Not surprisingly, this quantity is called the "pure error sum of squares" and is denoted SSPE. The pure error sum of squares for our checking account example is \(\sum_{i}\sum_{j}(y_{ij}-\bar{y}_{i})^2=1148\).

new accounts vs size of minimum desposit plot

\(\sum_{i}\sum_{j}(y_{ij}-\hat{y}_{ij})^2=14742\)

\(\sum_{i}\sum_{j}(\bar{y}_{i}-\hat{y}_{ij})^2=13594\)

\(\sum_{i}\sum_{j}(y_{ij}-\bar{y}_{i})^2=1148\)

In summary, we've shown in this checking account example that most of the error (SSE = 14742) is attributed to the lack of a linear fit (SSLF = 13594) and not just to random error (SSPE = 1148).

Another example

Let's see how our decomposition of the error works with a different example — one in which a line fits the data well. Suppose the relationship between the size of the minimum deposit required when opening a new checking account at a bank (x) and the number of new accounts at the bank (y) instead looks like this:

new accounts vs size of minimum desposit plot

\(\sum_{i}\sum_{j}(y_{ij}-\hat{y}_{ij})^2=45.1\)

\(\sum_{i}\sum_{j}(\bar{y}_{i}-\hat{y}_{ij})^2=6.6\)

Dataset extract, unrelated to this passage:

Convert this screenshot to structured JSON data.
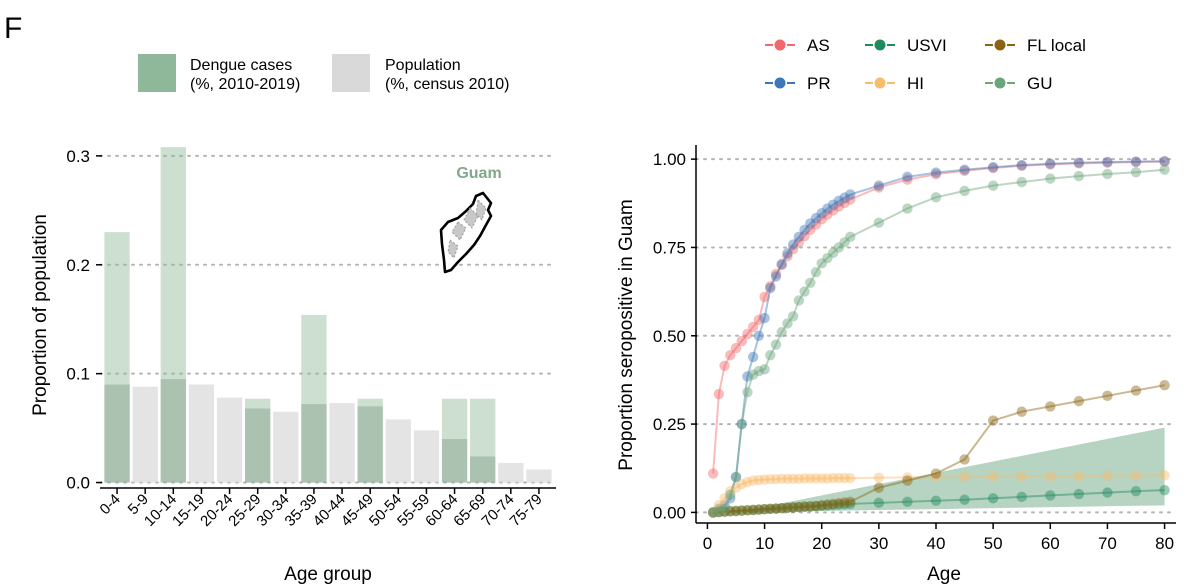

\(\sum_{i}\sum_{j}(y_{ij}-\bar{y}_{i})^2=38.5\)

In this case, as we would expect based on the plot, very little of the total error (SSE = 45.1) is due to lack of a linear fit (SSLF = 6.6). Most of the error appears to be due to just random variation in the number of checking accounts (SSPE = 38.5).

In summary

The basic idea behind decomposing the total error is:

  • We break down the residual error ("error sum of squares" — denoted SSE) into two components:
    • a component that is due to lack of model fit ("lack of fit sum of squares" — denoted SSLF)
    • a component that is due to pure random error ("pure error sum of squares" — denoted SSPE)
  • If the lack of fit sum of squares is a large component of the residual error, it suggests that a linear function is inadequate.

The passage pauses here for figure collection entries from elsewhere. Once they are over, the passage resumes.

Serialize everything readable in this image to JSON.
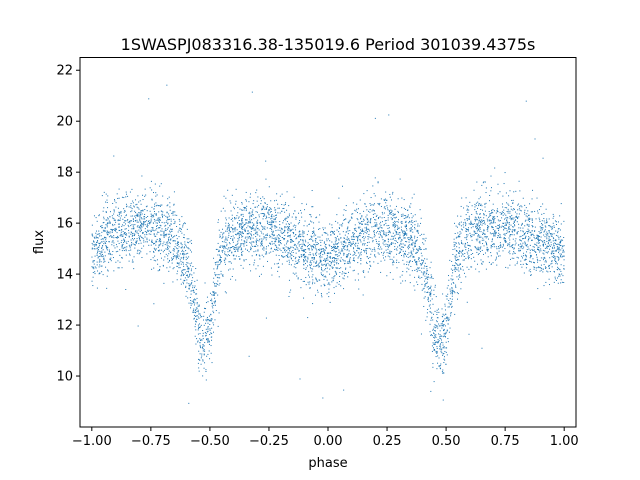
{
  "chart_data": {
    "type": "scatter",
    "title": "1SWASPJ083316.38-135019.6 Period 301039.4375s",
    "xlabel": "phase",
    "ylabel": "flux",
    "xlim": [
      -1.05,
      1.05
    ],
    "ylim": [
      8.0,
      22.5
    ],
    "x_ticks": [
      -1.0,
      -0.75,
      -0.5,
      -0.25,
      0.0,
      0.25,
      0.5,
      0.75,
      1.0
    ],
    "x_tick_labels": [
      "−1.00",
      "−0.75",
      "−0.50",
      "−0.25",
      "0.00",
      "0.25",
      "0.50",
      "0.75",
      "1.00"
    ],
    "y_ticks": [
      10,
      12,
      14,
      16,
      18,
      20,
      22
    ],
    "y_tick_labels": [
      "10",
      "12",
      "14",
      "16",
      "18",
      "20",
      "22"
    ],
    "grid": false,
    "marker_color": "#1f77b4",
    "light_curve_profile": {
      "phase": [
        -1.0,
        -0.95,
        -0.9,
        -0.85,
        -0.8,
        -0.75,
        -0.7,
        -0.65,
        -0.6,
        -0.57,
        -0.55,
        -0.53,
        -0.51,
        -0.49,
        -0.47,
        -0.45,
        -0.4,
        -0.35,
        -0.3,
        -0.25,
        -0.2,
        -0.15,
        -0.1,
        -0.05,
        0.0,
        0.05,
        0.1,
        0.15,
        0.2,
        0.25,
        0.3,
        0.35,
        0.4,
        0.43,
        0.45,
        0.47,
        0.49,
        0.51,
        0.53,
        0.55,
        0.6,
        0.65,
        0.7,
        0.75,
        0.8,
        0.85,
        0.9,
        0.95,
        1.0
      ],
      "mean_flux": [
        14.9,
        15.3,
        15.6,
        15.8,
        15.9,
        15.8,
        15.6,
        15.3,
        14.6,
        13.3,
        11.8,
        11.3,
        11.5,
        12.4,
        14.0,
        15.0,
        15.5,
        15.7,
        15.8,
        15.8,
        15.6,
        15.3,
        15.0,
        14.7,
        14.6,
        14.9,
        15.3,
        15.6,
        15.8,
        15.8,
        15.6,
        15.3,
        14.6,
        13.3,
        11.8,
        11.3,
        11.5,
        12.4,
        14.0,
        15.0,
        15.5,
        15.8,
        15.9,
        15.9,
        15.7,
        15.4,
        15.2,
        15.0,
        14.9
      ],
      "scatter_sigma": 0.7
    }
  }
}
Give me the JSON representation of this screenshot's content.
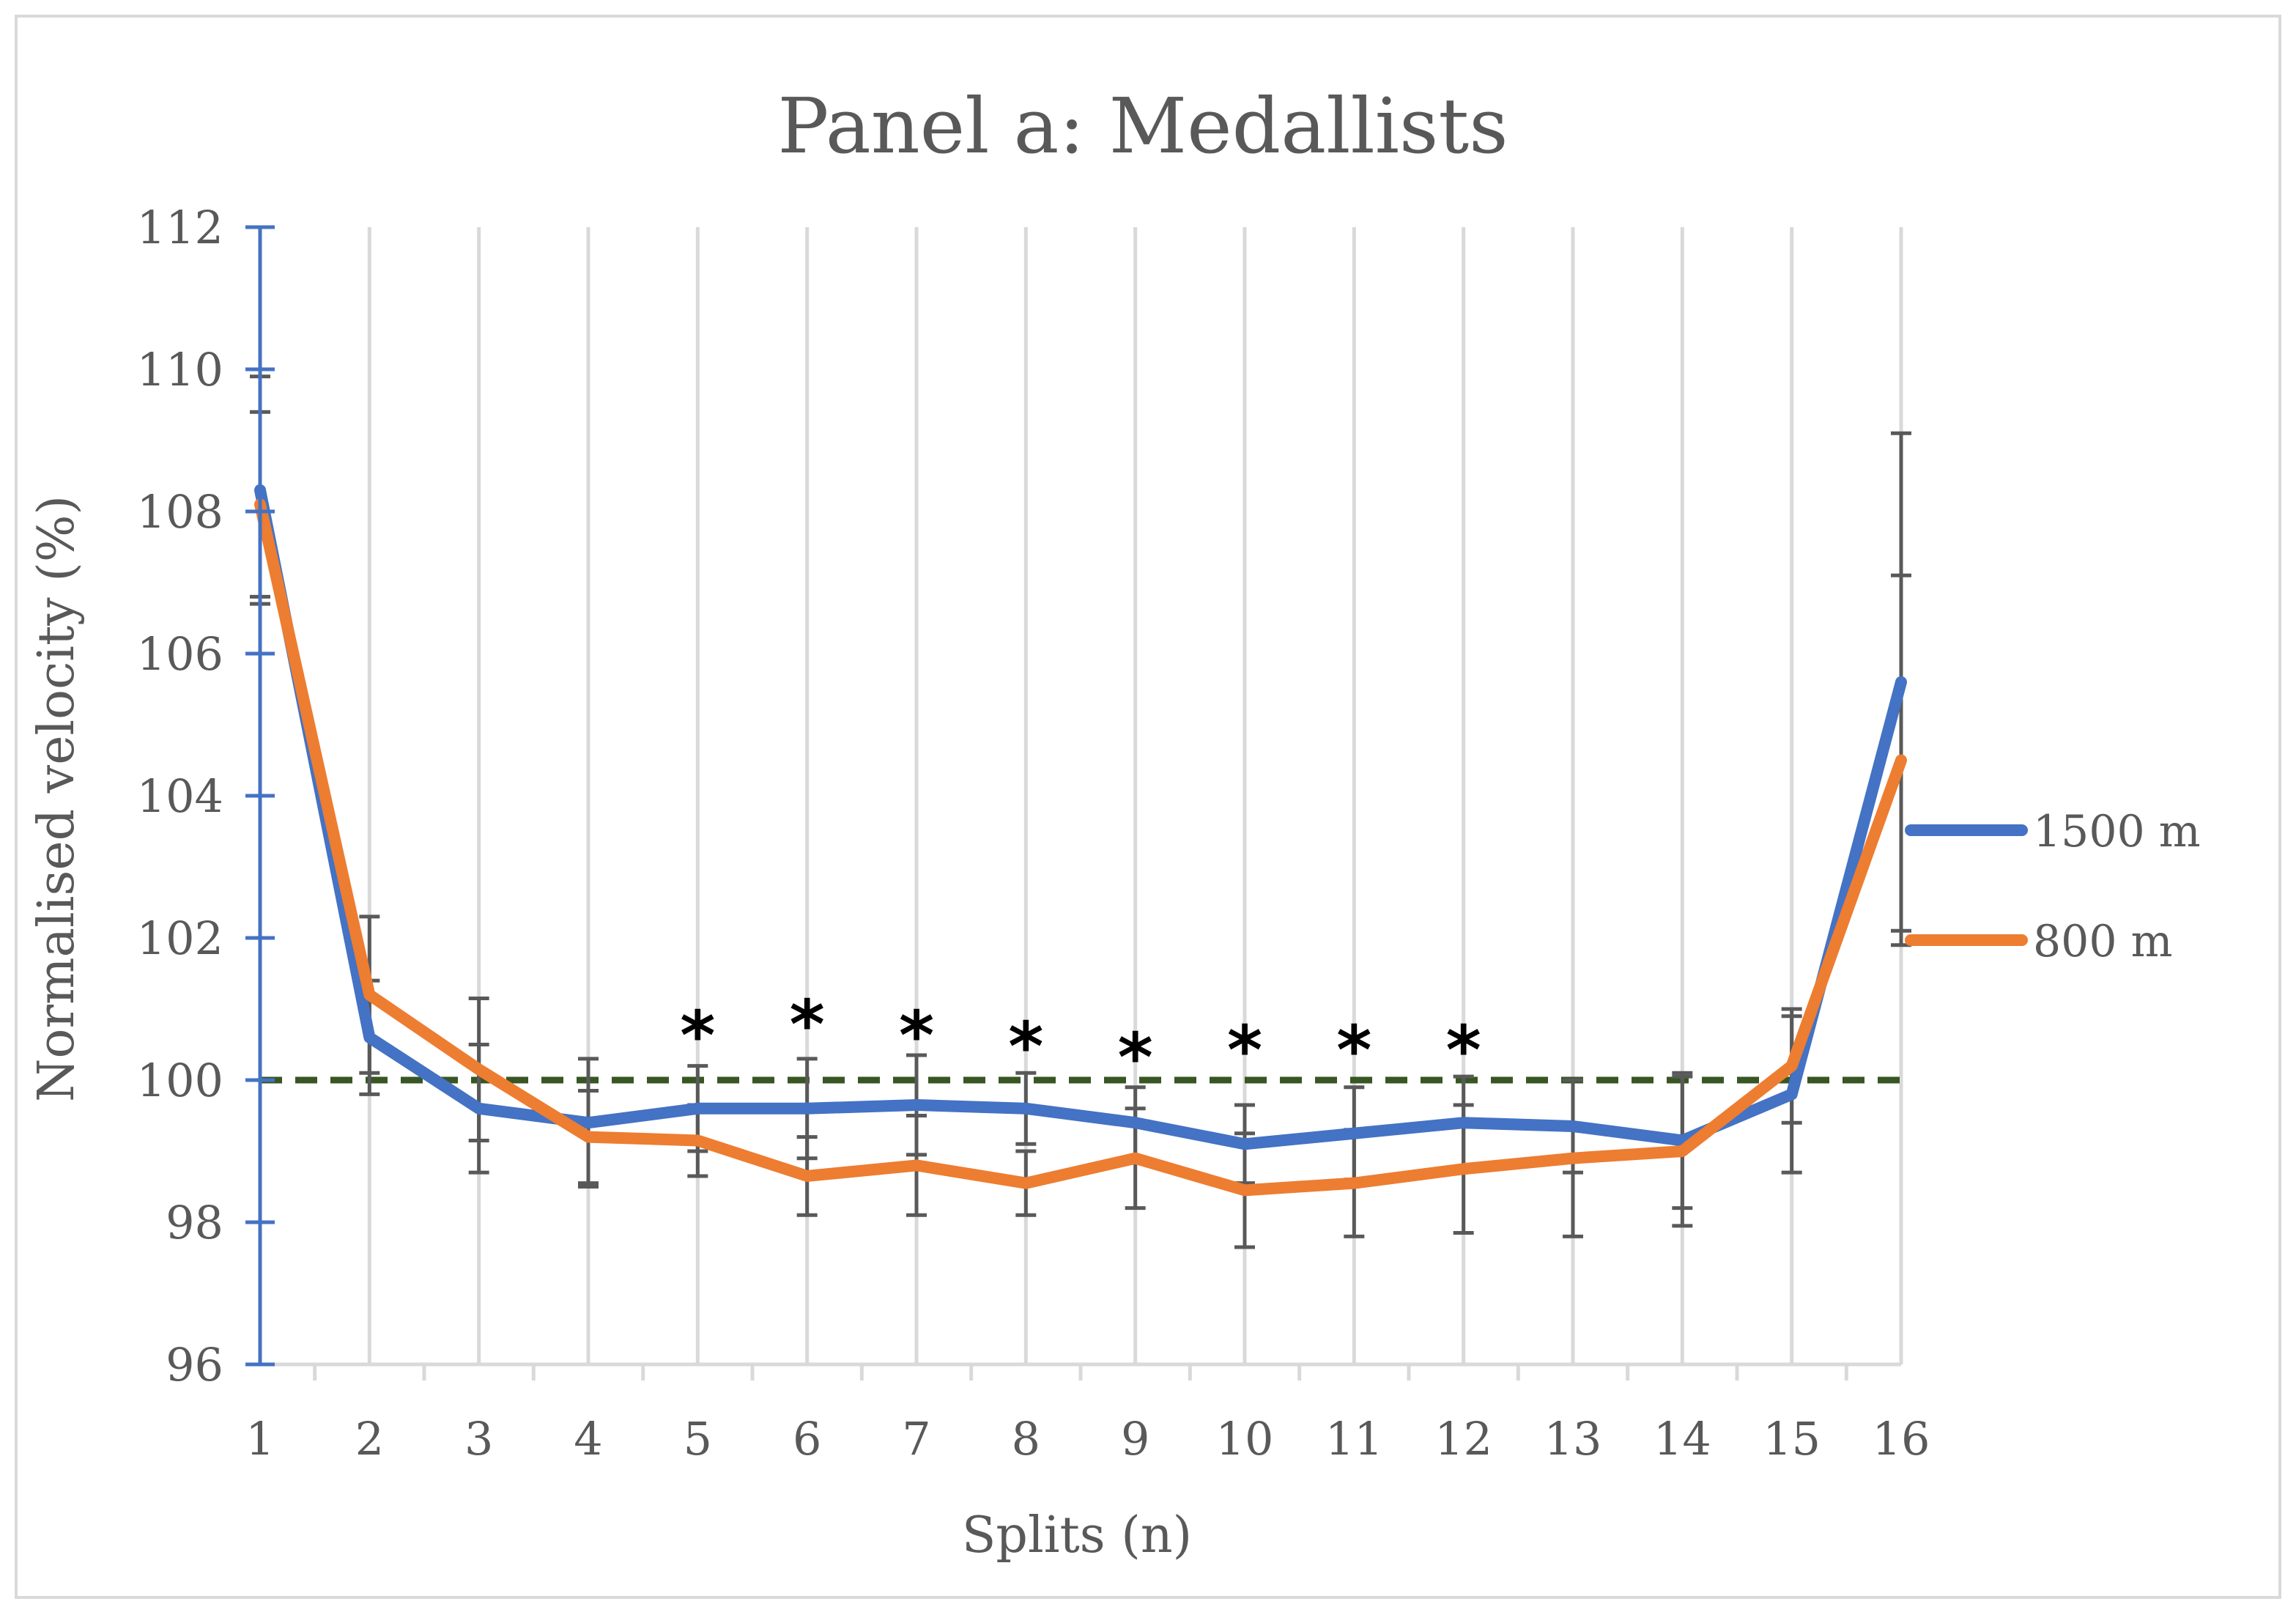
{
  "chart_data": {
    "type": "line",
    "title": "Panel a: Medallists",
    "xlabel": "Splits (n)",
    "ylabel": "Normalised velocity (%)",
    "x": [
      1,
      2,
      3,
      4,
      5,
      6,
      7,
      8,
      9,
      10,
      11,
      12,
      13,
      14,
      15,
      16
    ],
    "xticks": [
      "1",
      "2",
      "3",
      "4",
      "5",
      "6",
      "7",
      "8",
      "9",
      "10",
      "11",
      "12",
      "13",
      "14",
      "15",
      "16"
    ],
    "ylim": [
      96,
      112
    ],
    "yticks": [
      "96",
      "98",
      "100",
      "102",
      "104",
      "106",
      "108",
      "110",
      "112"
    ],
    "grid": "vertical",
    "legend_position": "right",
    "reference_line": {
      "y": 100,
      "style": "dashed",
      "color": "#375623"
    },
    "significance_marker": "*",
    "significant_splits": [
      5,
      6,
      7,
      8,
      9,
      10,
      11,
      12
    ],
    "series": [
      {
        "name": "1500 m",
        "color": "#4472C4",
        "values": [
          108.3,
          100.6,
          99.6,
          99.4,
          99.6,
          99.6,
          99.65,
          99.6,
          99.4,
          99.1,
          99.25,
          99.4,
          99.35,
          99.15,
          99.8,
          105.6
        ],
        "error": [
          1.6,
          0.8,
          0.9,
          0.9,
          0.6,
          0.7,
          0.7,
          0.5,
          0.5,
          0.55,
          0.65,
          0.65,
          0.65,
          0.95,
          1.1,
          3.5
        ]
      },
      {
        "name": "800 m",
        "color": "#ED7D31",
        "values": [
          108.1,
          101.2,
          100.15,
          99.2,
          99.15,
          98.65,
          98.8,
          98.55,
          98.9,
          98.45,
          98.55,
          98.75,
          98.9,
          99.0,
          100.2,
          104.5
        ],
        "error": [
          1.3,
          1.1,
          1.0,
          0.65,
          0.5,
          0.55,
          0.7,
          0.45,
          0.7,
          0.8,
          0.75,
          0.9,
          1.1,
          1.05,
          0.8,
          2.6
        ]
      }
    ]
  }
}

Here is a simple picture illustrating how the distance \(y_{ij}-\hat{y}_{ij}\) is decomposed into the sum of two distances \(\bar{y}_{i}-\hat{y}_{ij}\) and \(y_{ij}-\bar{y}_{i}\). Roll your cursor over each of the three components of the equation at the bottom of the plot to see what each of the values represents geometrically.

Although the derivation isn't as simple as it seems, the decomposition holds for the sum of the squared distances as well:

sum of the squared distances

SSE = SSLF + SSPE

The degrees of freedom associated with each of these sums of squares follow a similar decomposition.

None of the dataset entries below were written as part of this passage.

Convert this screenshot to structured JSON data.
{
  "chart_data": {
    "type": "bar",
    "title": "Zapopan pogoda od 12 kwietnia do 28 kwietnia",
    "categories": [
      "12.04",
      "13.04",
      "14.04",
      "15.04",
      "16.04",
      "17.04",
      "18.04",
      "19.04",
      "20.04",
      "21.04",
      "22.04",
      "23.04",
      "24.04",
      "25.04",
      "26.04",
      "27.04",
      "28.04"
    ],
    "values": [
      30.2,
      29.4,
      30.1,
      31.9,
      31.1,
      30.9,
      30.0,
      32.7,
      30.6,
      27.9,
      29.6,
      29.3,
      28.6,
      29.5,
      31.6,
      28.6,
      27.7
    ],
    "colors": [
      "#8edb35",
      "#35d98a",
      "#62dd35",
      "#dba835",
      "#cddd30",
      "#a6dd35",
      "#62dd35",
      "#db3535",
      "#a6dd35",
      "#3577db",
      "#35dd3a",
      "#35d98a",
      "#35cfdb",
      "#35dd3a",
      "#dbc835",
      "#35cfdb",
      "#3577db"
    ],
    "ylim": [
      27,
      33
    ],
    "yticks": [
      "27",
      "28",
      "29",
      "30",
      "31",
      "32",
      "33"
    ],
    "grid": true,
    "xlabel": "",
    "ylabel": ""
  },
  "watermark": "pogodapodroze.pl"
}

  • As before, the degrees of freedom associated with SSE is n-2. (The 2 comes from the fact that you estimate 2 parameters — the slope and the intercept — whenever you fit a line to a set of data.)
  • The degrees of freedom associated with SSLF is c-2, where c denotes the number of distinct x values you have.
  • The degrees of freedom associated with SSPE is n-c, where again c denotes the number of distinct x values you have.

You might notice that the degrees of freedom breakdown as:

(n - 2)
=
(c - 2)
+
(n - c)
degrees of freedom associated with SSE
 
degrees of freedom associated with SSLF
 
degrees of freedom associated with SSPE

where again c denotes the number of distinct x values you have.